What:    Jeannette Walls visits students at Bellaire High School

When: November 4, 2010 at 12:30 PM

Where: 5100 Maple St, Bellaire, TX 77401-4999

Why:     Walls will speak to students reading her best-selling memoir The Glass Castle, many of whom benefit from Writers in the Schools’ creative writing program.

Houston (October 20, 2010) Nearly 500 excited students from Bellaire High School will fill the auditorium November 4, 2010 at 12:30 PM to hear journalist Jeannette Walls share the story of overcoming her difficult childhood, the subject of her best-selling memoir The Glass Castle and a movie in production by Paramount. Walls makes a rare appearance to Houston that day as keynote speaker for A Celebration of Story, benefiting Writers in the Schools (WITS), 7 PM at the Junior League of Houston.

“It’s not often our students get to meet the authors they’ve been assigned to read,” said Brian Wolf, Head of the English Department at Bellaire High. “The Glass Castle is not only a story that’s brilliantly written, it teaches young people they don’t have to be ashamed about themselves or their pasts. Our students are thrilled to meet with an author whose work has so captivated them.”

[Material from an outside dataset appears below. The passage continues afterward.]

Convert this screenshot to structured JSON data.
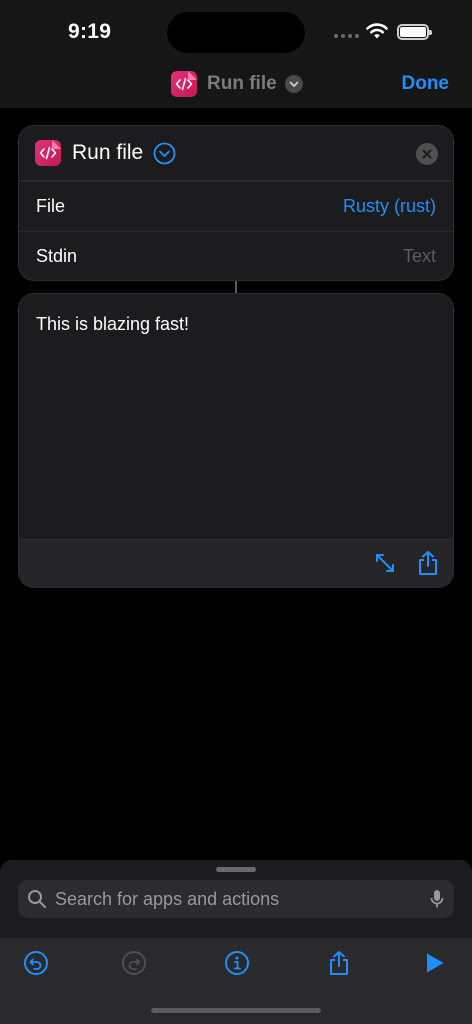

In The Glass Castle, Walls talks about being raised by her alcoholic father, Rex Walls, and eccentric mother Rose Mary, who pushed their four children to excel in learning despite uprooting them from various schools and cities, evading bill collectors and obligations. Her father supported the family through odd jobs, but more often than not, Jeannette and her siblings survived off table scraps, pet food, and at times went to sleep cold and hungry.  Despite many struggles, Jeannette held on to the promise of the glass castle Rex would one day build for them until his unrelenting disease forced her to move out and find her own dreams in New York City.

“Jeannette’s story is honest and gripping. In her book, one sees how writing provided her access to a better life.” said Robin Reagler, executive director of WITS. “WITS students get a similar opportunity because they are encouraged to speak from the heart.”

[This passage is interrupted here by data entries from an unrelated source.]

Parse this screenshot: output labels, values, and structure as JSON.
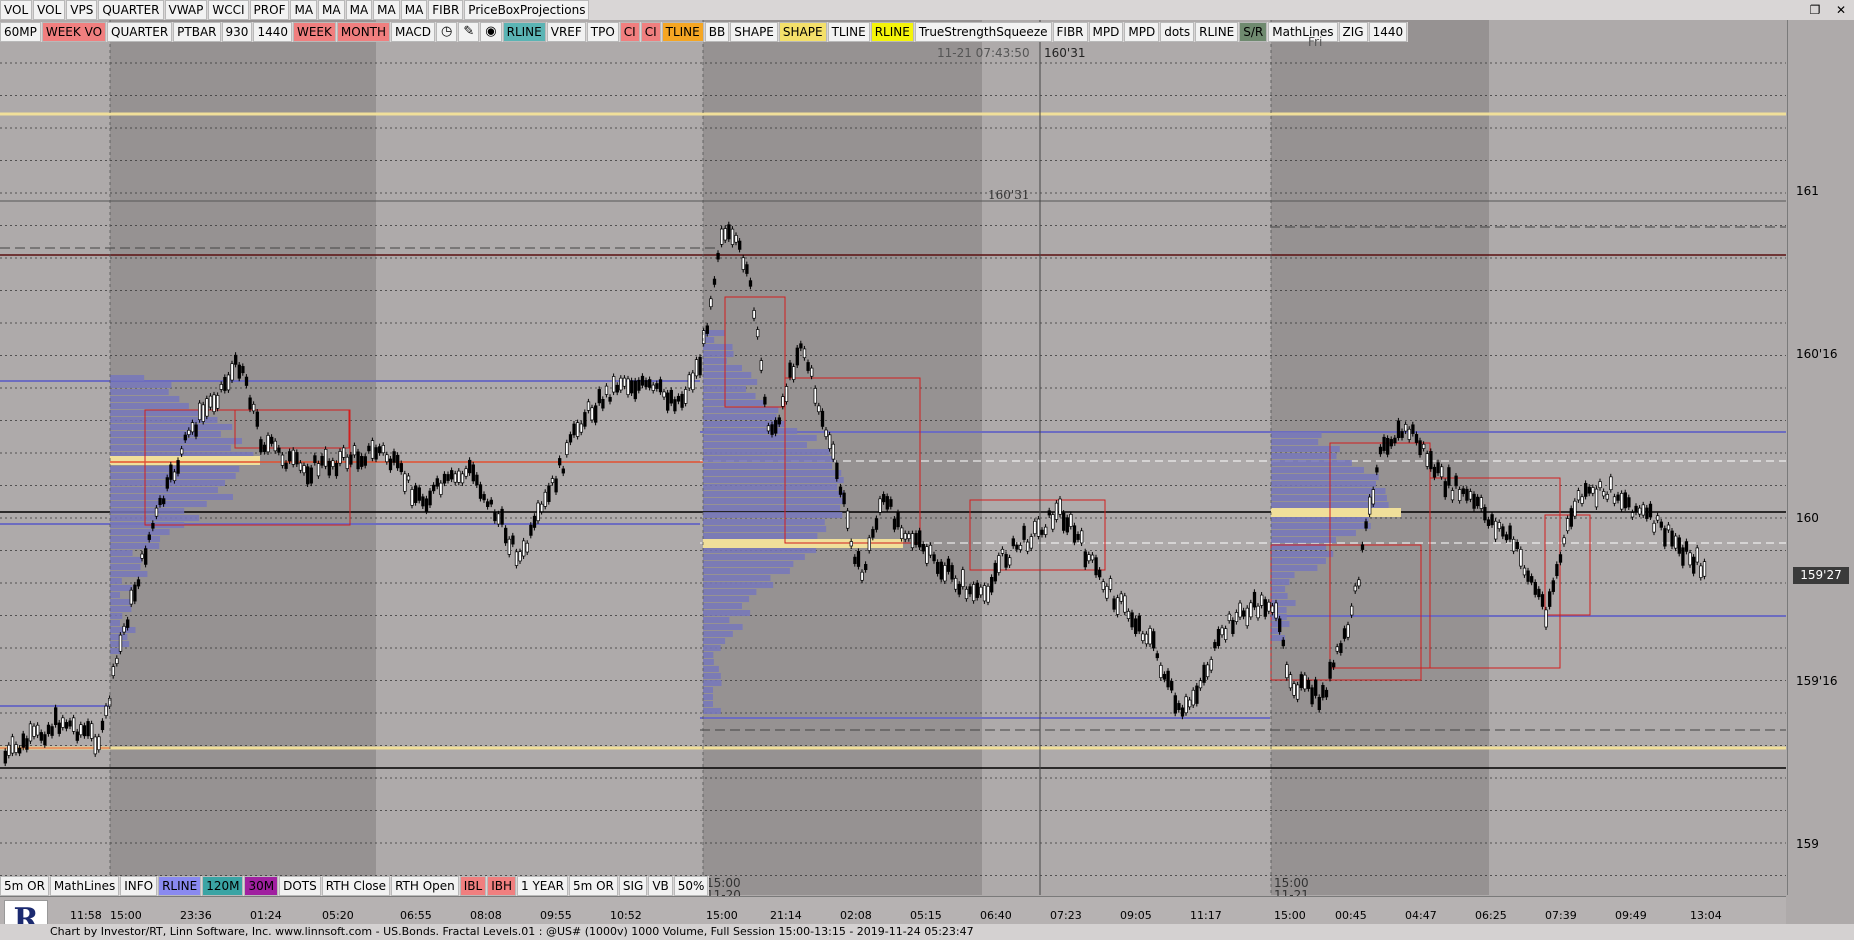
{
  "toolbar_top": [
    "VOL",
    "VOL",
    "VPS",
    "QUARTER",
    "VWAP",
    "WCCI",
    "PROF",
    "MA",
    "MA",
    "MA",
    "MA",
    "MA",
    "FIBR",
    "PriceBoxProjections"
  ],
  "toolbar_second": [
    {
      "label": "60MP",
      "bg": "#f2f2f2"
    },
    {
      "label": "WEEK VO",
      "bg": "#f07f7f"
    },
    {
      "label": "QUARTER",
      "bg": "#f2f2f2"
    },
    {
      "label": "PTBAR",
      "bg": "#f2f2f2"
    },
    {
      "label": "930",
      "bg": "#f2f2f2"
    },
    {
      "label": "1440",
      "bg": "#f2f2f2"
    },
    {
      "label": "WEEK",
      "bg": "#f07f7f"
    },
    {
      "label": "MONTH",
      "bg": "#f07f7f"
    },
    {
      "label": "MACD",
      "bg": "#f2f2f2"
    },
    {
      "label": "◷",
      "bg": "#f2f2f2",
      "icon": "clock-icon"
    },
    {
      "label": "✎",
      "bg": "#f2f2f2",
      "icon": "pencil-icon"
    },
    {
      "label": "◉",
      "bg": "#f2f2f2",
      "icon": "target-icon"
    },
    {
      "label": "RLINE",
      "bg": "#5bb4b4"
    },
    {
      "label": "VREF",
      "bg": "#f2f2f2"
    },
    {
      "label": "TPO",
      "bg": "#f2f2f2"
    },
    {
      "label": "CI",
      "bg": "#f07f7f"
    },
    {
      "label": "CI",
      "bg": "#f07f7f"
    },
    {
      "label": "TLINE",
      "bg": "#f5a623"
    },
    {
      "label": "BB",
      "bg": "#f2f2f2"
    },
    {
      "label": "SHAPE",
      "bg": "#f2f2f2"
    },
    {
      "label": "SHAPE",
      "bg": "#f4e06a"
    },
    {
      "label": "TLINE",
      "bg": "#f2f2f2"
    },
    {
      "label": "RLINE",
      "bg": "#f4f40a"
    },
    {
      "label": "TrueStrengthSqueeze",
      "bg": "#f2f2f2"
    },
    {
      "label": "FIBR",
      "bg": "#f2f2f2"
    },
    {
      "label": "MPD",
      "bg": "#f2f2f2"
    },
    {
      "label": "MPD",
      "bg": "#f2f2f2"
    },
    {
      "label": "dots",
      "bg": "#f2f2f2"
    },
    {
      "label": "RLINE",
      "bg": "#f2f2f2"
    },
    {
      "label": "S/R",
      "bg": "#6f8a6f"
    },
    {
      "label": "MathLines",
      "bg": "#f2f2f2"
    },
    {
      "label": "ZIG",
      "bg": "#f2f2f2"
    },
    {
      "label": "1440",
      "bg": "#f2f2f2"
    }
  ],
  "toolbar_bottom": [
    {
      "label": "5m OR",
      "bg": "#f2f2f2"
    },
    {
      "label": "MathLines",
      "bg": "#f2f2f2"
    },
    {
      "label": "INFO",
      "bg": "#f2f2f2"
    },
    {
      "label": "RLINE",
      "bg": "#8a8af0"
    },
    {
      "label": "120M",
      "bg": "#3aa4a4"
    },
    {
      "label": "30M",
      "bg": "#a020a0"
    },
    {
      "label": "DOTS",
      "bg": "#f2f2f2"
    },
    {
      "label": "RTH Close",
      "bg": "#f2f2f2"
    },
    {
      "label": "RTH Open",
      "bg": "#f2f2f2"
    },
    {
      "label": "IBL",
      "bg": "#f07f7f"
    },
    {
      "label": "IBH",
      "bg": "#f07f7f"
    },
    {
      "label": "1 YEAR",
      "bg": "#f2f2f2"
    },
    {
      "label": "5m OR",
      "bg": "#f2f2f2"
    },
    {
      "label": "SIG",
      "bg": "#f2f2f2"
    },
    {
      "label": "VB",
      "bg": "#f2f2f2"
    },
    {
      "label": "50%",
      "bg": "#f2f2f2"
    }
  ],
  "chart": {
    "crosshair_time": "11-21 07:43:50",
    "crosshair_price": "160'31",
    "crosshair_price_label": "160'31",
    "day_label": "Fri",
    "session_labels": [
      {
        "time": "15:00",
        "date": "11-20"
      },
      {
        "time": "15:00",
        "date": "11-21"
      }
    ],
    "price_ticks": [
      "161",
      "160'16",
      "160",
      "159'16",
      "159"
    ],
    "current_price": "159'27",
    "time_ticks": [
      "11:58",
      "15:00",
      "23:36",
      "01:24",
      "05:20",
      "06:55",
      "08:08",
      "09:55",
      "10:52",
      "15:00",
      "21:14",
      "02:08",
      "05:15",
      "06:40",
      "07:23",
      "09:05",
      "11:17",
      "15:00",
      "00:45",
      "04:47",
      "06:25",
      "07:39",
      "09:49",
      "13:04"
    ]
  },
  "status_bar": "Chart by Investor/RT, Linn Software, Inc. www.linnsoft.com - US.Bonds. Fractal Levels.01   : @US# (1000v) 1000 Volume, Full Session 15:00-13:15 - 2019-11-24 05:23:47",
  "logo_letter": "R",
  "colors": {
    "background": "#aeaaaa",
    "session_shade": "#8e8989",
    "profile_blue": "#7777bb",
    "poc_yellow": "#f0df9a",
    "candle_up": "#ffffff",
    "candle_down": "#000000",
    "red_box": "#d21e1e"
  }
}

Jeannette will headline the WITS Celebration of Story November 4, 2010 honoring Mayor Annise Parker for her advocacy in education. A book signing will follow the program courtesy of Brazos Bookstore. Proceeds from A Celebration of Story will fund more than 20,000 students in schools, community centers, hospitals, and homeless shelters. This year’s gathering, which begins at 7 PM, will include dinner, a silent auction, and music by the Texas Medical Center Orchestra.

For ticket and sponsorship information, call 713-523-3877 or visit www.witshouston.org.

About WITS

Writers in the Schools (WITS), a Houston-based non-profit organization founded in 1983, provides students with year-long creative writing programs in schools, community centers, hospitals, and homeless shelters with the mission to engage students in the pleasure and power of reading and writing. Ranked the number one literary organization in Texas by the Texas Commission on the Arts, WITS professional poets, fiction writers, and playwrights work with over 20,000 students in over 350 classrooms in order to help students develop their creative and analytical thinking skills.

About Jeannette Walls

Jeannette Walls came to know the power of storytelling while writing her memoirs. Critics have called, “The Glass Castle”, “spectacular,” “extraordinary,” “incredible,” and “riveting.” It has been a New York Times best-seller for more than three years, has sold more than two million copies, been translated into 16 languages, and is being made into a movie by Paramount. Walls’ story is at times harrowing and at times hilarious as she and her siblings go without food and indoor plumbing yet are encouraged to read Shakespeare and dream of the beautiful glass house they will all one day build. Despite all her hardships, Walls manages to leave West Virginia on her own at the age of sixteen, move to New York City, enroll in Barnard College and eventually become a well-known columnist for New York Magazine and a television personality.